The soldiers of the 1st
Battalion were climbing down from their troopship HMT Minnewaska into their assigned rowing boats. They were going to
be towed by small British naval steamboats to within two hundred meters of the
beach where the soldiers of the First Invasion Wave had landed. They were part
of the Second Invasion Wave. They could see the Turkish artillery exploding
over the beach.
They started rowing when the
steamboats cut the lines to their strings of rowing boats. Each steamboat had
towed four strings of three row boats from the invasion armada two miles out.
Thomas and Harris were in the
third rowing boat in their string. A British naval midshipman was at the rudder
and four of his sailors were rowing with the oars. Thomas looked back towards
the ships as they were being rowed to the beach. He could not get over how
young the midshipman was. He was the same age as some of the boys and girls he
taught back in Katoomba and Wellington. The Turkish shrapnel fire was now
exploding near the boats. The midshipman yelled out, “Keep calm lads. We’ll be
on the beach soon.”
“He’s a tough little bugger
George” said Harris.
“What do you expect Tiny, he’s
a Scouse.”
Harris look confused and
asked, “What does that mean?”
“He’s from Liverpool. If you
are born there you end up working on the docks or you go to sea. It’s England’s
major port for the Atlantic Ocean. I’ve been to sea with a lot Scousers.
They’re good people. A lot of them are descended from Irish migrants.” The
young midshipman heard him and smiled.
Harris said, “Typical bloody
child whipper you are George. Giving us a lesson about England’s geography.”
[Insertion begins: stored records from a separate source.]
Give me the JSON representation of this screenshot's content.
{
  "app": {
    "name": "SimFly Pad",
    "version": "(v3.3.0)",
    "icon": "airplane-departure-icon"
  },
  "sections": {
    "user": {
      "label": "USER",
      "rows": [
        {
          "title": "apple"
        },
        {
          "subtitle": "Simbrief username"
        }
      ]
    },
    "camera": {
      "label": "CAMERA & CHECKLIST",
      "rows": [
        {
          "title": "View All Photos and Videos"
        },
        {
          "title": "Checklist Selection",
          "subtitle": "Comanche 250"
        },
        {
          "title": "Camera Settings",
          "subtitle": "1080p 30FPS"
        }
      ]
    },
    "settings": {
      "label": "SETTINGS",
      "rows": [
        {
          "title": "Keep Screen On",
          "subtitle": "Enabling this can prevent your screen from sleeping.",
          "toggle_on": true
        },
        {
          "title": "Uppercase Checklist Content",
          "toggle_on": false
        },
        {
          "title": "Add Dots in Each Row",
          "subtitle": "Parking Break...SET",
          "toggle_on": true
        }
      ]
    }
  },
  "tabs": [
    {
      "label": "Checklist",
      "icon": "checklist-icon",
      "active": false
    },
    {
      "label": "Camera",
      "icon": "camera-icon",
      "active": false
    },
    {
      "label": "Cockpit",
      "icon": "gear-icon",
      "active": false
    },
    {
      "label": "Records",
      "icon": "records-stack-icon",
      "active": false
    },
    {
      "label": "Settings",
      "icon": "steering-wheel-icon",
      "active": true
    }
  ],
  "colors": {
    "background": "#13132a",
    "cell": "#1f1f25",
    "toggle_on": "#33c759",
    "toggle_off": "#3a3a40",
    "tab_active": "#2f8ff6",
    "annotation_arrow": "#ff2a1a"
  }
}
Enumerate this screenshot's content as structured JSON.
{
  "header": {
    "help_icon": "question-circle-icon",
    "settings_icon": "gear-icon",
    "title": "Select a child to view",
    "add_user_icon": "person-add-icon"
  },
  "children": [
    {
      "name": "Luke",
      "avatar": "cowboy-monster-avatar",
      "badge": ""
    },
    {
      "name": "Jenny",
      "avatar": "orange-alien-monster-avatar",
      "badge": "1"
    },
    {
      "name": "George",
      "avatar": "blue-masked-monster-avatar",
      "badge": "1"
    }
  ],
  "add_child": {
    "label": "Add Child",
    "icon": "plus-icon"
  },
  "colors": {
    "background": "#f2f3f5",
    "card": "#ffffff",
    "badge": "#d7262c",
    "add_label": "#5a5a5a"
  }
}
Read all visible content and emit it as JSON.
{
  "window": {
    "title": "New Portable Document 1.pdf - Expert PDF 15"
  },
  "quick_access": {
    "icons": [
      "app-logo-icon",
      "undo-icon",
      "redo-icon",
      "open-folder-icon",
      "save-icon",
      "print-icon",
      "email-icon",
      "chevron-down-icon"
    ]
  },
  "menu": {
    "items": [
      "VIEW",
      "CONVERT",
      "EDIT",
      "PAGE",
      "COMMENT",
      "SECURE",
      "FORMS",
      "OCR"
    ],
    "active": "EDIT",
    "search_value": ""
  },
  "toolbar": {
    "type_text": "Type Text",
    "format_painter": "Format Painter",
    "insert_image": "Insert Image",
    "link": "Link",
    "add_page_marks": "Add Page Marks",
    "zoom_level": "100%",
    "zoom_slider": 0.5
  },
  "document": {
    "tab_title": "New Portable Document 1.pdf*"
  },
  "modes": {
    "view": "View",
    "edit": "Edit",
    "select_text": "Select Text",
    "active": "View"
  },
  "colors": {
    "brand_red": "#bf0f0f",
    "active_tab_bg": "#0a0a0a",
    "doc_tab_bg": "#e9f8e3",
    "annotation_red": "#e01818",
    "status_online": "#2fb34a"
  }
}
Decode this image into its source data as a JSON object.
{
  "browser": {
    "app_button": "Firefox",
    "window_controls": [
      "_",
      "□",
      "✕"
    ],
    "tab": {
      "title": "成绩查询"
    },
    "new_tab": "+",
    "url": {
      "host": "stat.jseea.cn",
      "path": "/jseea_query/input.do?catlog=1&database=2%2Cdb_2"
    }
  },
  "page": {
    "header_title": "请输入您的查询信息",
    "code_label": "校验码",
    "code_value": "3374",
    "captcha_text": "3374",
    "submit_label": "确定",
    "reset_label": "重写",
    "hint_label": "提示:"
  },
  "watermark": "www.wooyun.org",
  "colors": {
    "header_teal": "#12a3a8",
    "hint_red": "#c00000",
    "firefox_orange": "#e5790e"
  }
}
The young midshipman asked,
“What do you mean by child whipper?”
“It’s an affectionate
Australian term for teachers, and by the way, I’ve never used the cane in eight
years of teaching.” replied Thomas.
Harris and some other soldiers
in their platoon smiled at Thomas. It took their minds off the battle they were
about to join. As they rowed closer to the beach, the Turkish artillery salvos
became more intense. Clouds of shrapnel were exploding nearby and raining sharp
little pieces of shell casing and shrapnel balls into the rowing boats.
A shrapnel shell exploded
directly above Thomas and Harris’ rowing boat. Its deadly contents killed the
four sailors and the soldier’s lieutenant and sergeant instantly. Their bodies,
in the middle of the boat, had been shredded apart by the shrapnel pieces and
the bottom of the boat was full of their blood. The survivors were dumbstruck
by the horror of it.
Thomas roared, “Push them to
the side and take over their oars, lads.” He yelled for two reasons: to be
heard above the noise of the Turkish artillery and to snap his comrades out of
the shock caused by what they had just seen. The midshipman yelled, “I’m in
command of this boat, Corporal.”
Harris said, “You tell him
kid, but your four sailors are all dead. And would you have given a different
order than George? Sorry, than Corporal Thomas?”
Thomas looked at the
midshipman and said, “I’m not challenging your authority, Sir.”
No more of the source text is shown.